Ruby Dee: Nanna Maria
Ms. Ruby Dee calls herself a word worker. “Ideas too,” she says. “I love language and authors and music and how they can all interconnect. As an actor, I want to explore life and people rhythms and the sounds in the silences.”
Ms. Dee plays Nanna Maria, an elderly Fijian matriarch living in New Zealand. Fearing that the vibrancy of her childhood has been lost in her quarreling offspring, Nanna Maria commands that her grandchildren organize a great feast – an opportunity not only to reunite the family but also to name her successor. Recognizing that her time is limited, this one night could be Nanna Maria’s final opportunity to see the joy, passion and vivacity of her youth recaptured in her family.
“When the role of Nanna Maria was presented to me, the fact it was being shot in a place I had never been to intrigued me immediately – New Zealand seemed like some place from Aladdin and the Magic Lamp. This is my first look at this part of the world. It’s wonderful; the air you breathe is different. Then I was drawn to the fact that the key to the story is Nanna Maria – a woman in her 80’s, head of a family. And at the heart of it there’s the notion of the unity and sanctity of the family, traditional values by which it has been sustained over the years. The story is a microcosm of what we are going to have to think about, the world as family”. Ms. Dee’s enthusiasm for the role was rewarded with a New Zealand Screen Award for Best Actress.
Ms. Dee grew up in Harlem, New York, graduated from Hunter College in 1945 and soon after made her Broadway debut in South Pacific (not the musical). She went on to appear in such plays as Jeb, Anna Lucasta, and A Raisin in the Sun. Off-Broadway, she received an Obie Award for her performance in Boesman and Lena in 1970 and a Drama Desk Award for Wedding Band, in 1974. Other off-Broadway and regional theatre credits include King Lear, The Taming of the Shrew, and The Glass Menagerie.

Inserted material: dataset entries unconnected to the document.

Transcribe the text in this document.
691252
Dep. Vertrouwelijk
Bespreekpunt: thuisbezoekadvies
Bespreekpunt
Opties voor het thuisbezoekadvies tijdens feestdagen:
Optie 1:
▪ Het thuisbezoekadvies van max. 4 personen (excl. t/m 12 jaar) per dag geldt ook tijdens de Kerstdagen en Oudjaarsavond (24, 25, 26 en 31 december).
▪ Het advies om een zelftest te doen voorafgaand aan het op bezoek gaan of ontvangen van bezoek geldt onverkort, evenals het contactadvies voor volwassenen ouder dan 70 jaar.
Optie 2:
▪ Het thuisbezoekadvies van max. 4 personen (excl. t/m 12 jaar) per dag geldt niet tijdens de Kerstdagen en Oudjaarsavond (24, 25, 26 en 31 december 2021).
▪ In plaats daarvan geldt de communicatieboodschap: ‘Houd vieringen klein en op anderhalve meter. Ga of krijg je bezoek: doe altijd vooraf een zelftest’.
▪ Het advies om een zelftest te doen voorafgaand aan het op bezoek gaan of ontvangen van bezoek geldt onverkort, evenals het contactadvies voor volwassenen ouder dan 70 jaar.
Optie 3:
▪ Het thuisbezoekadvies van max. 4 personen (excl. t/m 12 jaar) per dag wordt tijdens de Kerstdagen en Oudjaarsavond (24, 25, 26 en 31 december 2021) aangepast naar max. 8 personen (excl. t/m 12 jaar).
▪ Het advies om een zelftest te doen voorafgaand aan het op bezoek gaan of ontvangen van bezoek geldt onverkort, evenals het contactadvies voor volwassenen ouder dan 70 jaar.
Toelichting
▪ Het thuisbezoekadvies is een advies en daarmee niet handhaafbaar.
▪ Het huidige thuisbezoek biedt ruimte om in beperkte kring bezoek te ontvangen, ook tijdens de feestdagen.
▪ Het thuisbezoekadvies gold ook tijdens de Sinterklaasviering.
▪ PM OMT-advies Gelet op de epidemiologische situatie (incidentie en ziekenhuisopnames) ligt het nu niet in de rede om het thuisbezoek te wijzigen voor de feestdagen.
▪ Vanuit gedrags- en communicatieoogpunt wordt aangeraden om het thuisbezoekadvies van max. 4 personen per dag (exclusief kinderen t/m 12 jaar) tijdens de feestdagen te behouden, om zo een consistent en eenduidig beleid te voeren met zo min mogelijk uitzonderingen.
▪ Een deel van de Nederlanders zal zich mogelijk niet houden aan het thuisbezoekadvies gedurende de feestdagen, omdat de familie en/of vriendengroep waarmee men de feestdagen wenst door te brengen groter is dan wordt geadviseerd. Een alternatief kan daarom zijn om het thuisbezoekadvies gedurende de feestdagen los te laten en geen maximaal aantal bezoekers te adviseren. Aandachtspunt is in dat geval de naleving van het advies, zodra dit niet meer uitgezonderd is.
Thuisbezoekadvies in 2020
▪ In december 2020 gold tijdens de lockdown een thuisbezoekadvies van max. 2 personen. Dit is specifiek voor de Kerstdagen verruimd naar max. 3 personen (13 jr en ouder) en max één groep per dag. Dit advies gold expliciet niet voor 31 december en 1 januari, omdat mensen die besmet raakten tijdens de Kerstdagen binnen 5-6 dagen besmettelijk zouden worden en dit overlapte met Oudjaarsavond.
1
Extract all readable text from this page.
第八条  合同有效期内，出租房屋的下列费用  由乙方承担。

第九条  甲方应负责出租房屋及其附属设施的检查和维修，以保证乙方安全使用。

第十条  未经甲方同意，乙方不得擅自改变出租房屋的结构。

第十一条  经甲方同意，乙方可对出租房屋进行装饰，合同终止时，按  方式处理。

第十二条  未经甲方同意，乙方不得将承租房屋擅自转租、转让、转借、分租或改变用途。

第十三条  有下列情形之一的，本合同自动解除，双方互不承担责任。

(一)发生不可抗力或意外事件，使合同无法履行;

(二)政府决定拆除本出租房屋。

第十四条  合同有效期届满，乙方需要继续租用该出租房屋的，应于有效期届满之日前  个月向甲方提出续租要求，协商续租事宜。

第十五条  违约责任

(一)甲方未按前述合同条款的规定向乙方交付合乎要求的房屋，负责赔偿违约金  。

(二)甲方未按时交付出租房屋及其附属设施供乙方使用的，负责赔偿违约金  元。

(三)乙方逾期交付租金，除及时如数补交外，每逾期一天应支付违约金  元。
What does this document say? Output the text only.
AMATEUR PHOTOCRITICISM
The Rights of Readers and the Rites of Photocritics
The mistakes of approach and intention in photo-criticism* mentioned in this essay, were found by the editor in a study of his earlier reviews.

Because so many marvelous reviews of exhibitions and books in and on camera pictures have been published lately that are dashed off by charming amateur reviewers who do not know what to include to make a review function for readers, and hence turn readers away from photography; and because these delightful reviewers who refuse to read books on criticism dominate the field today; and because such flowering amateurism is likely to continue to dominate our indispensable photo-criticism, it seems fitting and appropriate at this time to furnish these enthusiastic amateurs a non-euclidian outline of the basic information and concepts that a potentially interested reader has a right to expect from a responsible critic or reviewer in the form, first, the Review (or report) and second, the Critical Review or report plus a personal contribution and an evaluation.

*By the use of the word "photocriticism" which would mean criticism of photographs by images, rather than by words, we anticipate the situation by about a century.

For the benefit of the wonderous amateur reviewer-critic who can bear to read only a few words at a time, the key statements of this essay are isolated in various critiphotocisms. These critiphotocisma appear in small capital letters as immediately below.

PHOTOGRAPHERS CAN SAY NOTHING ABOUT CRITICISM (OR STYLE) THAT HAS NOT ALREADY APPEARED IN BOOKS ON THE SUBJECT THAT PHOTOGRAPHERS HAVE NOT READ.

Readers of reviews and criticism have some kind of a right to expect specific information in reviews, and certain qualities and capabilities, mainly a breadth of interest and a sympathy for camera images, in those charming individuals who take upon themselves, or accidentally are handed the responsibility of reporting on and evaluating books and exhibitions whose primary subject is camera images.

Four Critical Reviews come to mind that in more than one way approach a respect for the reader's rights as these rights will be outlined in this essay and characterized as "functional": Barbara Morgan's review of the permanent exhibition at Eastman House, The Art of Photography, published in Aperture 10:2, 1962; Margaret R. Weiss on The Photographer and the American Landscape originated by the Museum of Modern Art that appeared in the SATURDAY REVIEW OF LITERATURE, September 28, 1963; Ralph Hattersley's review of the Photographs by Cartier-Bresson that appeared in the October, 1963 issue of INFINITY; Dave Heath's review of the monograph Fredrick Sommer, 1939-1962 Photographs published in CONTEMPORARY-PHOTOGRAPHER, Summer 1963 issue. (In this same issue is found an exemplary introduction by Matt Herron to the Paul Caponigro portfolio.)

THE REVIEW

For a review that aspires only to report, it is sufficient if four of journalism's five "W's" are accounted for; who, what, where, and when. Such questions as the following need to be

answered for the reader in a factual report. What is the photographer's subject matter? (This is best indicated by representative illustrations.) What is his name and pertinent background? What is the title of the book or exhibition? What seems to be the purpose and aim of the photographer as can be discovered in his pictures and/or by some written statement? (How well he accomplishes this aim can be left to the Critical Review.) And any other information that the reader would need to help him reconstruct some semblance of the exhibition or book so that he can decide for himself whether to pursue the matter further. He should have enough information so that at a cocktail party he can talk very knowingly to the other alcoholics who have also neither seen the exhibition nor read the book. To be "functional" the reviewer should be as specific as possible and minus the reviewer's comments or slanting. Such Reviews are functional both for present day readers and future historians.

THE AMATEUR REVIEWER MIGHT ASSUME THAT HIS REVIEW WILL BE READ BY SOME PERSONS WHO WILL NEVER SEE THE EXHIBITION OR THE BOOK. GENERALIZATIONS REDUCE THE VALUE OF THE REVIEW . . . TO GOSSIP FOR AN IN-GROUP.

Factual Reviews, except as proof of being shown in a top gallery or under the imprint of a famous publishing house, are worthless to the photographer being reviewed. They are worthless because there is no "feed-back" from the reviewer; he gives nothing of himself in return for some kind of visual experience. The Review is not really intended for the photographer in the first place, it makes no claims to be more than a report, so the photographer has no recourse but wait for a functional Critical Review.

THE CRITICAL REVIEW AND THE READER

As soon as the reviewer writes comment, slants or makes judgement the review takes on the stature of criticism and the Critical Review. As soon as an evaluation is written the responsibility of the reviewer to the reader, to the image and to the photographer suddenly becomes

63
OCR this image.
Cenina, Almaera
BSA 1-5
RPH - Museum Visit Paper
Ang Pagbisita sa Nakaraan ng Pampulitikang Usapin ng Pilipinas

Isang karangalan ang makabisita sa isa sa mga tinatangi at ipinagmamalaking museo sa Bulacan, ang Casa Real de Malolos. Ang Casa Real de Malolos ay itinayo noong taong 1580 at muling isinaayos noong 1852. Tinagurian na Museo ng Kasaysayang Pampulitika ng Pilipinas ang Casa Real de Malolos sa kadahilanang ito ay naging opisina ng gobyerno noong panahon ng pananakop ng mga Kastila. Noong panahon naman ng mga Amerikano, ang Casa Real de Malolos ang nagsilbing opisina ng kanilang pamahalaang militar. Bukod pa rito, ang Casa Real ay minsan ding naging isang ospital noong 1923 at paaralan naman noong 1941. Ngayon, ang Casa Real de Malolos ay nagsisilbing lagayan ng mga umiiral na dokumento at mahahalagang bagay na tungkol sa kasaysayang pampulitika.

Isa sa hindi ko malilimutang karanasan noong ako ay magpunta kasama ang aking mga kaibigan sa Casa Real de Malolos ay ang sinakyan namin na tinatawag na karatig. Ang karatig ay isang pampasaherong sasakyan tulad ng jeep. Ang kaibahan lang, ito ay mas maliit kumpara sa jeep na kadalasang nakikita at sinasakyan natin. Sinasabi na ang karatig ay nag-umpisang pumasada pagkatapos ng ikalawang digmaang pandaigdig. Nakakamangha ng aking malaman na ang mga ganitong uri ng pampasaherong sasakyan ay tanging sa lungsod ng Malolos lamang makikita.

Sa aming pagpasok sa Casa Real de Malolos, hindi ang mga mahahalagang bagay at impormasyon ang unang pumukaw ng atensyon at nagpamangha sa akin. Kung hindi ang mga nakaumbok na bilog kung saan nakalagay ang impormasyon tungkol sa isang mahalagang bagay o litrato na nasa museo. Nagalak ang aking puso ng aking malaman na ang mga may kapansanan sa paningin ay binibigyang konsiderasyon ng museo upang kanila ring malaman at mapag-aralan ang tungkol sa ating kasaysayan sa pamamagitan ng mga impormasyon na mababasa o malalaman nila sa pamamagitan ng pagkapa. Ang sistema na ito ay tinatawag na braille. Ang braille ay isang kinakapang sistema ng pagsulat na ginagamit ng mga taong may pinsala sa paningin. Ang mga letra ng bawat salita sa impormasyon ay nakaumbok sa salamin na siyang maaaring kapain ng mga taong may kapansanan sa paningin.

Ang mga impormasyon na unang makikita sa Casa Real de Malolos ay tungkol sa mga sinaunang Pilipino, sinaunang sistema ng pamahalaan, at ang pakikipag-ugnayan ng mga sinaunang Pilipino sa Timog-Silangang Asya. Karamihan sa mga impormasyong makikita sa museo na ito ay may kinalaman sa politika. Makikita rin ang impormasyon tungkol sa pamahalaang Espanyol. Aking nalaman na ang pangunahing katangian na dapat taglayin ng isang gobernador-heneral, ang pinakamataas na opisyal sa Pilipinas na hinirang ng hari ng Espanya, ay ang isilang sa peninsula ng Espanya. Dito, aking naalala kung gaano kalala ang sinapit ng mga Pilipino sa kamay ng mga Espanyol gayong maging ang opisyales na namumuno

She has also adapted works for the stage, most notably Rosa Guy’s novel, The Disappearance: Zora Is My Name, which featured the writings of Zora Neale Hurston (and was later filmed for PBS). Ms. Dee was inducted into the Theatre Hall of Fame in 1988.
Her film career began in 1950, with No Way Out and The Jackie Robinson Story. Since then, she has been featured in many films, including A Raisin in the Sun, Buck and the Preacher, Cat People, Do the Right Thing, Jungle Fever, Just Cause, and Tuesday Morning Ride.
Ms. Dee’s notable television credits include Long Day’s Journey Into Night (for which she received a Cable ACE award). She received Emmy nominations for her performances in The Nurses, Roots: The Next Generation, Gore Vidal’s Lincoln, China Beach, and Evening Shade; in 1991, she was awarded the Emmy for her performance in Decoration Day. She has received two Daytime Emmy nominations for her role as Alice the Great on Bill Cosby’s animated series, Little Bill, and in 2005 appeared in the television production of Zora Neale Hurston’s Their Eyes Were Watching God, also starring Halle Berry and executive produced by Oprah Winfrey.
Ms. Dee is the author of two children’s books, Tower to Heaven and Two Ways to Count to Ten, as well as a book of poetry and short stories, My One Good Nerve (which she has adapted into a solo performance piece). She and her late husband Ossie Davis wrote a joint autobiography, With Ossie & Ruby: In This Life Together, for which they won a Grammy Award for Best Spoken-Word Album.
Through their company, Emmalyn Productions Company, Inc, Ms. Dee and Ossie Davis produced with PBS some of their best work: Martin Luther King: The Dream and the Drum; A Walk Through the 20th Century with Bill Moyers; and three seasons of the critically acclaimed series, With Ossie and Ruby. Together, they were inducted into the NAACP Image Award Hall of Fame (1989), awarded the Silver Circle Award by the Academy of Television Arts and Science (1994), the National Medal of Arts Award (1995), and the Screen Actors Guild’s Lifetime Achievement Award (2001). In September 2004 Ms. Dee and Mr. Davis received the highly prestigious Kennedy Centre Award.
Ms. Dee’s is a formidable legacy. From her outstanding achievements in the arts and her considerable contribution to the development of twentieth century American theater to her groundbreaking work in civil rights with late husband Ossie Davis, she is an icon in every sense of the word.